Nativity: A Short Story
The cows are mostly standing when I enter, shuffling hay from foot to foot, some inherited dance or ancestral trait handed down, like dogs turning in baskets. They huff in greeting. Great sleek beasts, leaking steam like trains as they approach me. Some come to push their noses against me. Their coats are thickest now. This many together keep the barn warm. Their heat is visible, airstreams of yellow around planes of black and white. I lean into a flank. Smell dust and dried grass, something ammonia and deeply animal. Behind it, the bite of ice and pine. Sounds reverberate. Rain on the roof, the dull bray that gets echoed around and passed back again. The flick of a tail, teeth on teeth.
I think of other men with cows on other farms. Herds that I will never know. Do they gather like mine? Do they press and sway to music that only they can hear. Am I the music? When the tree creaks and the windows rattle, I lay on my back beside my wife, who sleeps tight and small. Shrouded in blankets, an oyster in its mollusc shell, and I wish to be among them, cheek to jowl in the dense silence.
I run my hand down the length of the cow with the white face and dappled nose. Slow, smooth stokes. She groans from all four stomachs. I feel her knees bend, her body quiver at my touch. I push my face into her neck, the thick veins that bulge. The hair above her eyes is whorled, tufty. My fingers tug gently. She would follow me if I let her. Would amble, shifting her bulk, hooves tapping out the Hymn of the Shepherd on the iron cold earth. This bleak midwinter. Poor as I am. She would not turn away from me. When I milk her, she stands without fuss. I can hear her heart from a certain spot. She lets me listen to her like this. As though she is open before me. She wears patience like a cloak.
Inside the house, my wife sleeps on, hands on her belly. Underneath thin skin, her life and mine is doubling. Seconds pass and with each one something inside her unfurls like a Chinese flower in water. The snow falls and the lamp dims and the cows shift and ruminate, long eyelashes lowered.
They lay neatly, feet pinned beneath them like a picnic table. They pierce the white silence with a wet lick of tongue across a shoulder, a flap of tagged ear.
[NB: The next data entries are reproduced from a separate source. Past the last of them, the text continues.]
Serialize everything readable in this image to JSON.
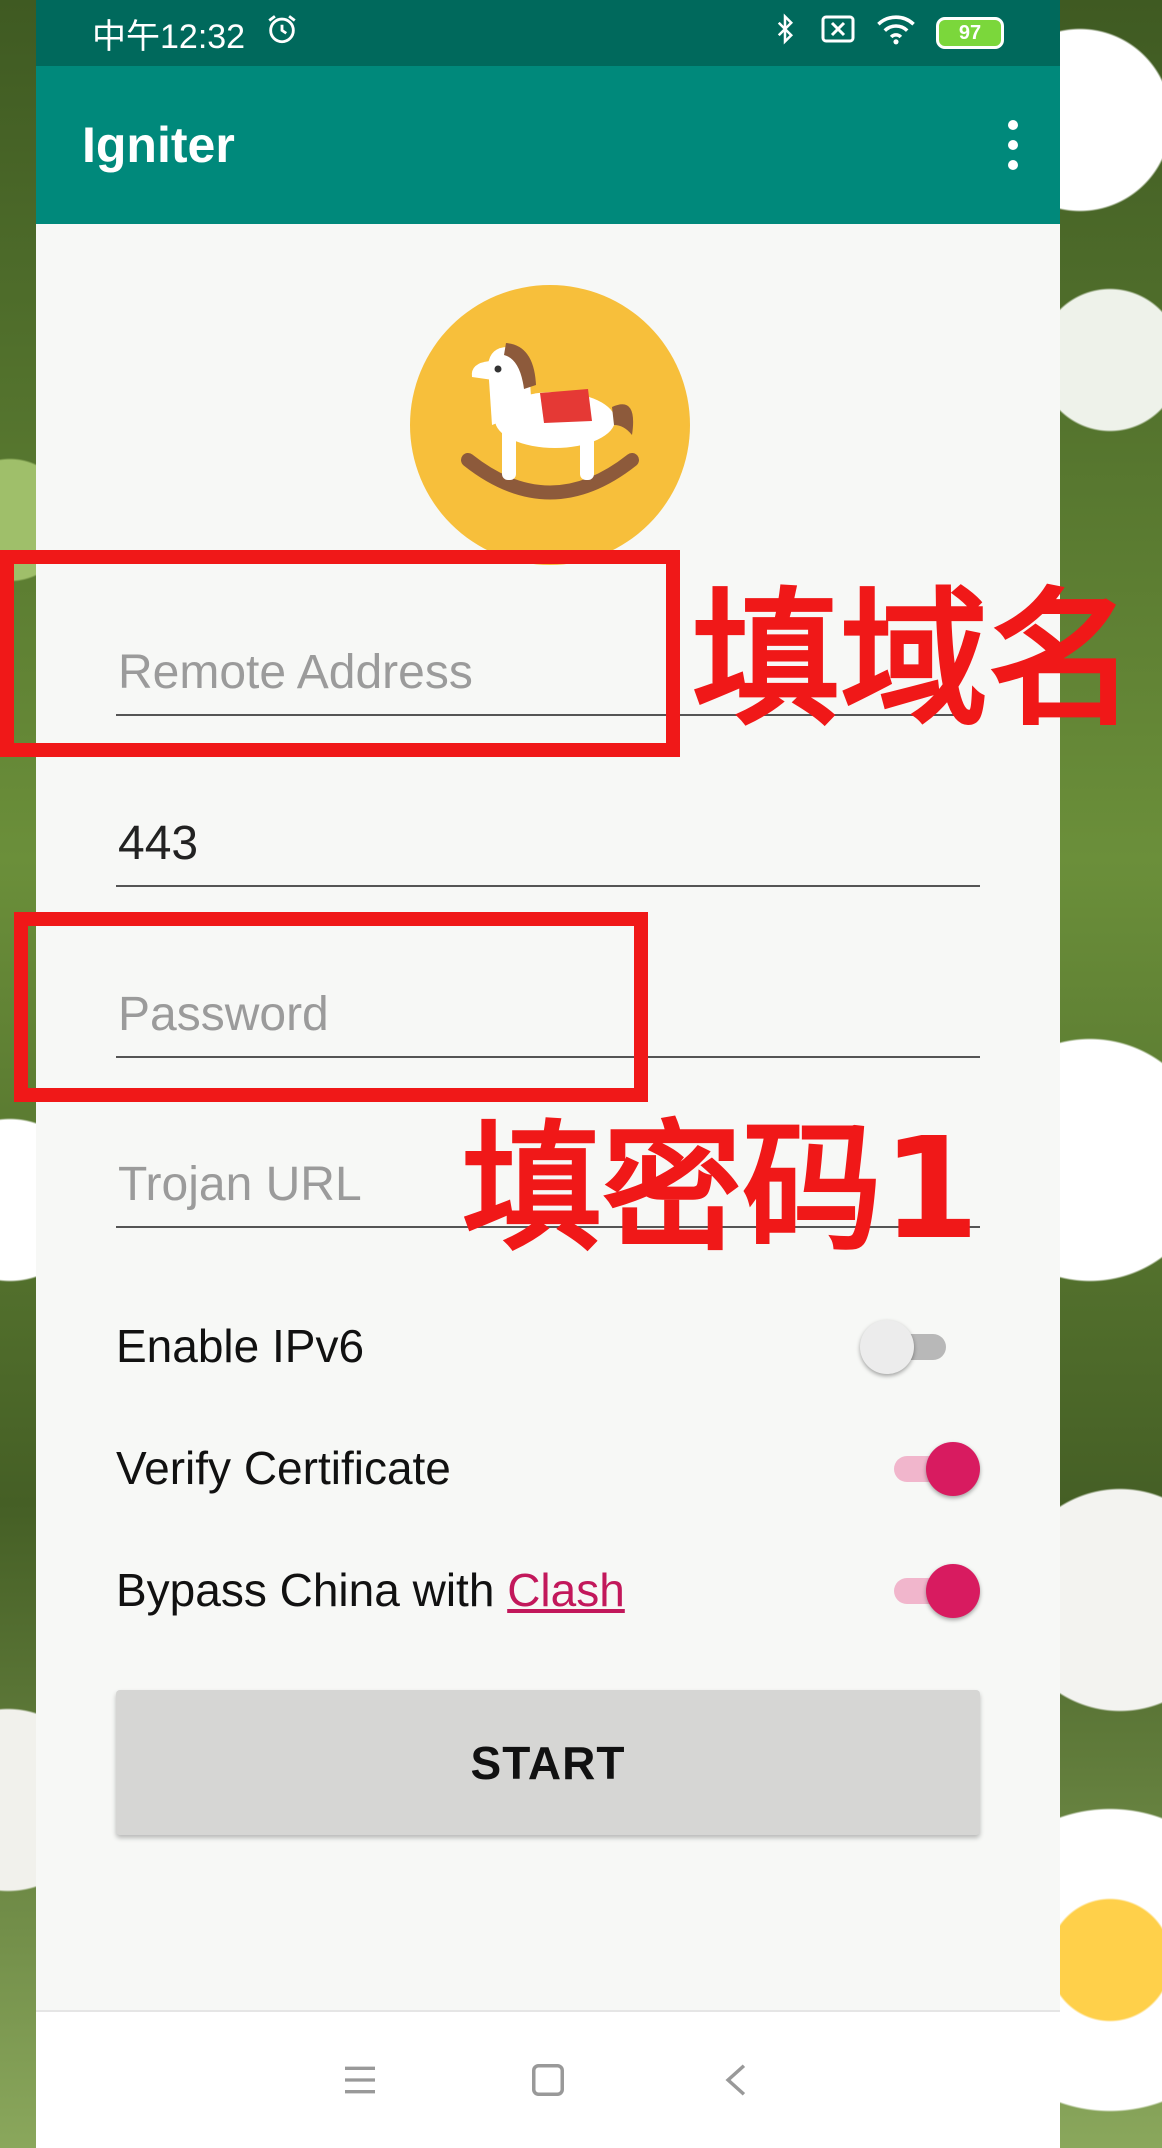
{
  "statusbar": {
    "time": "中午12:32",
    "battery": "97",
    "icons": [
      "alarm-icon",
      "bluetooth-icon",
      "sim-icon",
      "wifi-icon",
      "battery-icon"
    ]
  },
  "appbar": {
    "title": "Igniter",
    "menu_icon": "more-vert-icon"
  },
  "logo": {
    "icon": "rocking-horse-icon",
    "color": "#f7bf3b"
  },
  "form": {
    "remote_address": {
      "placeholder": "Remote Address",
      "value": ""
    },
    "port": {
      "placeholder": "",
      "value": "443"
    },
    "password": {
      "placeholder": "Password",
      "value": ""
    },
    "trojan_url": {
      "placeholder": "Trojan URL",
      "value": ""
    }
  },
  "switches": {
    "ipv6": {
      "label": "Enable IPv6",
      "checked": false
    },
    "verify_cert": {
      "label": "Verify Certificate",
      "checked": true
    },
    "bypass_china": {
      "label_prefix": "Bypass China with ",
      "link_text": "Clash",
      "checked": true
    }
  },
  "start_button": {
    "label": "START"
  },
  "navbar": {
    "icons": [
      "menu-icon",
      "home-icon",
      "back-icon"
    ]
  },
  "annotations": {
    "domain_note": "填域名",
    "password_note": "填密码1"
  },
  "colors": {
    "statusbar": "#00695c",
    "appbar": "#00897b",
    "accent": "#d81b60",
    "annotation": "#f01818"
  }
}
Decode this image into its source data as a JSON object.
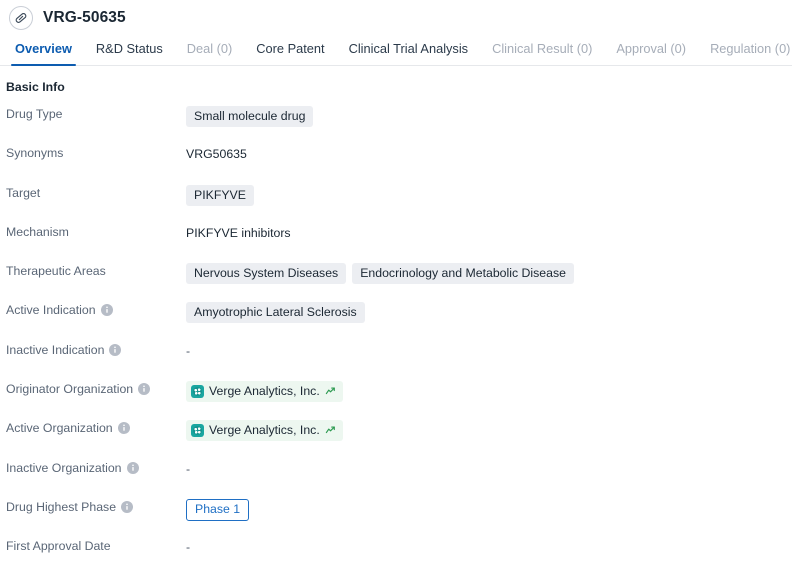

The world is held together by small sounds.
Before coming here, I stoked the Aga and cracked the ice. I gathered the eggs and left them, warm, on the table. Speckled and brown. I love my wife like this. When we touch, she moves like water. I am a fish in a river of sheets, breathing out of gills, flapping and gasping while she flexes beneath me. I am caught in the moment, hooked, reeled. Gutless.
Afterwards she rolls away, keeping some vital part of me for herself. I collect myself like small change. Wash in cold water, my neck, my face, my hands. Dress in layers and lace heavy boots like armour. The bed is no longer an ocean. I am not that man. She turns her magic on and off. I am bovine. Archaic. When she moves, the sun makes her hair look like a sheet of gold.
She keeps a string of pearls on a bed of red silk. Warms them in her hands before placing them around her neck. I do not tag my cows with such reverence, am not christening them when I make them mine. I did not buy my wife those pearls. Will never add to the lonely jewellery box on the table that she dusts as I stand in the barn.
I do not want to be distinguishable from them. My herd. This conflux. Were the gate to open at night by some unseen hand, some midnight predator to arrive. A fox, sleek and vulpine. Were some great white bear to walk the ice from their silver world to this winter, this barn, I would huddle up beside them, my slumbering beasts. I would lay like a giant dog, face tucked into neck, some faithful Labrador. I would low quietly, as cattle do.
When I lock the gate, I do not turn back, but head for the house. My boots fall and I do not righten them. I crack the eggs in a pan with all the butter in the crock. Salt and pepper and bread dragged through it. Upstairs my wife sleeps on, pin stars in the bright sky look down where she lays.